In an IQ-barren hog wallow. A place that would make the dim lights on our current county commission look like NASA technicians.

Kids don’t need to set their sights on the stars. They need to keep their eyes fixed and dilated on reality.

You don’t need to know a lick of physics to get a perfectly good job right here in River City.

All you have to learn is how to say a few words:

“Paper or plastic?”

Or, “Would you like the curly fries or the regular ones?”

Of course, I didn’t always feel this way.

I’m ashamed to admit I actually voted to stick a science center in the Riverfront Park Pavilion.

I foolishly figured such an addition would be more uplifting than the petting zoo, so cherished by our toothless hill folk.

I was deluded into believing our young people would get more out of conducting hands-on science experiments than playing Boom Ball in the Pavilion’s sweaty amusement gallery.

Anti-City Hall activist Mamie Picard showed me the fly in my ointment.

Mamie is one of the stalwart Gang of Nine - a tireless group of citizens devoted to dumping sugar into the gas tank of progress.

The Gang can’t take all the credit for the vote, certainly.
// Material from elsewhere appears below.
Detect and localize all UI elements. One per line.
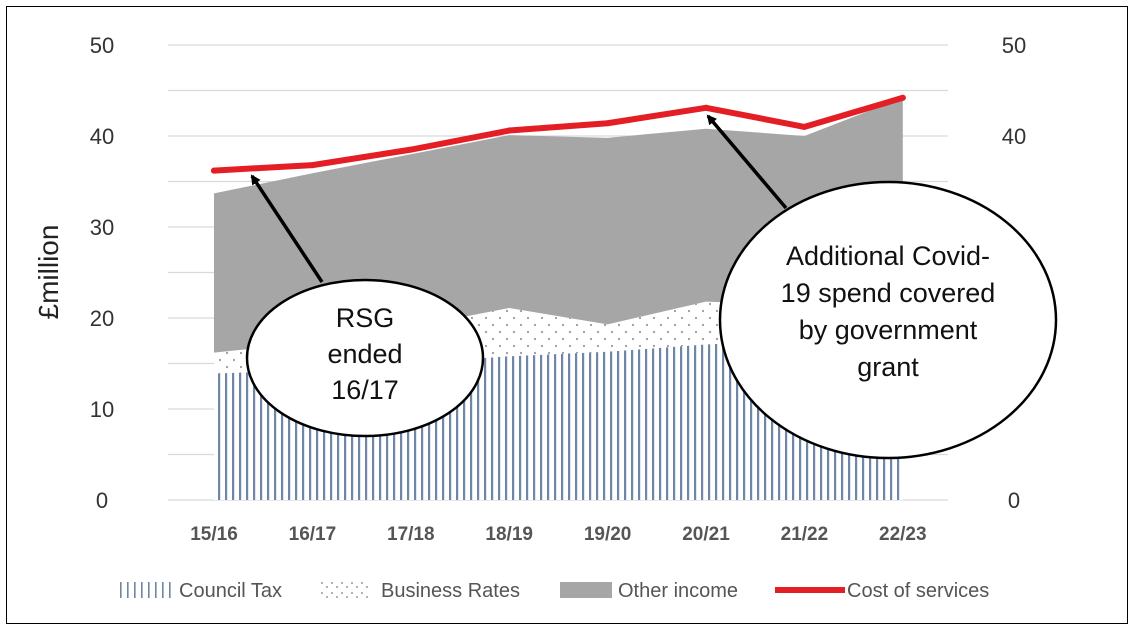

But it deserves a standing O for tossing grenades whenever it could.

Mamie dropped by the newspaper to see me the other day. She was aglow with the heady thrill that comes with clubbing a science center to death.

“We didn’t get enough information,” she kept telling me. “Too many unanswered questions.”

That’s the greatness of the Gang of Nine. These people can spot an unanswered question a light-year away.

No concern is too microscopic to be ignored. No detail is too trivial to overlook. There is always a need for MORE INFORMATION.

The Gang wages a holy crusade against all the misguided efforts to supposedly improve the conditions of this community.

Well, things are just fine the way they are.

It’s just a sloppy shame these vigilant warriors weren’t around 20-some years ago. They would have scuttled Expo ‘74 quicker than an O.J. jury.

What business did we have to think we could host a world’s fair? All Expo ‘74 did was ruin Spokane’s vibrant railroad industry.

Our city once was crisscrossed with a maze of majestic concrete train trestles. They weren’t pretty, but the sheer weight of their presence thrummed with power and wealth.

The vast area around the clock tower was a wonderful sprawling railroad yard.

There were freight cars dripping diesel into the black earth. And wine-soaked riders of the rails that Spokane residents referred to lovingly as “bums.”

It was a grand and gritty place and now it’s a grassy, crowded park. Thank the arrogant dreamers who dared turn this modest town upside down.

Count your blessings we dodged the science center. I grew up without a science center. Look how smart I turned out.

Duh, would you like the curly fries or the regular ones?